Het nieuw ontwikkelde prototype bootst de ogen van de bidsprinkhaan na, die de brede kijkhoek van insectenogen combineren met binoculair zicht, waardoor dieptewaarneming in 3D-ruimte mogelijk is. Dit wordt bereikt door microlenzen en meerdere fotodiodes te integreren in een hemisferische geometrie, wat de natuurlijke oogstructuur van de bidsprinkhaan nabootst. Het gebruik van flexibele halfgeleider materialen maakt de creatie van deze samengestelde ogen mogelijk, die een breed gezichtsveld en superieure dieptewaarneming bieden.
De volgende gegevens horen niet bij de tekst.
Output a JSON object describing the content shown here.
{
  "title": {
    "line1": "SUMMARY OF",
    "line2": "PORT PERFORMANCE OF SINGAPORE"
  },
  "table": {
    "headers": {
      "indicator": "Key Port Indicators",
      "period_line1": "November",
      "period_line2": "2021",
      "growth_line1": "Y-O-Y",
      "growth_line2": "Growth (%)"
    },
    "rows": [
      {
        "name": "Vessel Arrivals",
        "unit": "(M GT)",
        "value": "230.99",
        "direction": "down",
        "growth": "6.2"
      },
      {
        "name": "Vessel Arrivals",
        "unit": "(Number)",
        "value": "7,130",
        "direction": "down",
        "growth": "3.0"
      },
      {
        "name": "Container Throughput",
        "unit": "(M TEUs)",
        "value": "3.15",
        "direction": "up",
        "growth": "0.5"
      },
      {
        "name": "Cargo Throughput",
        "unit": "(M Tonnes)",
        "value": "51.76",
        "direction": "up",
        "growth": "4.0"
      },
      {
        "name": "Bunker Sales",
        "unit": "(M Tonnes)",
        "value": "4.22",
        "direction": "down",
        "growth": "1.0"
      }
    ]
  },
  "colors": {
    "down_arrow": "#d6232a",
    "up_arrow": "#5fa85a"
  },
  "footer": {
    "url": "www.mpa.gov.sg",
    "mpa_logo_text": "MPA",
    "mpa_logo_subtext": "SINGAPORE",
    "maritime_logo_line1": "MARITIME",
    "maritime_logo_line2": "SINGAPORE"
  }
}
Een van de belangrijkste innovaties van het project is het gebruik van “edge” computing, waarbij gegevens dicht bij de bron worden verwerkt, wat de noodzaak van uitgebreide gegevensoverdracht en externe verwerking vermindert. Deze aanpak minimaliseert niet alleen het energieverbruik, maar maakt ook real-time ruimtelijk bewustzijn mogelijk, waardoor het geschikt is voor diverse toepassingen zoals autonome voertuigen, drones, robotassemblage en slimme huisapparaten.
De efficiëntie van het systeem wordt verder verbeterd door een sensorarray die continu veranderingen in een scène monitort en relevante gegevens in kleinere sets codeert voor verwerking. Dit imiteert de manier waarop insecten, inclusief de bidsprinkhaan, visuele aanwijzingen en bewegingsparallax gebruiken om hun omgeving te interpreteren. Het werk van de onderzoekers, gepubliceerd in *Science Robotics*, benadrukt het potentieel van biomimetische oplossingen om machinevisietechnologie te verbeteren en biedt een weg naar efficiëntere en nauwkeurigere visuele systemen in de toekomst.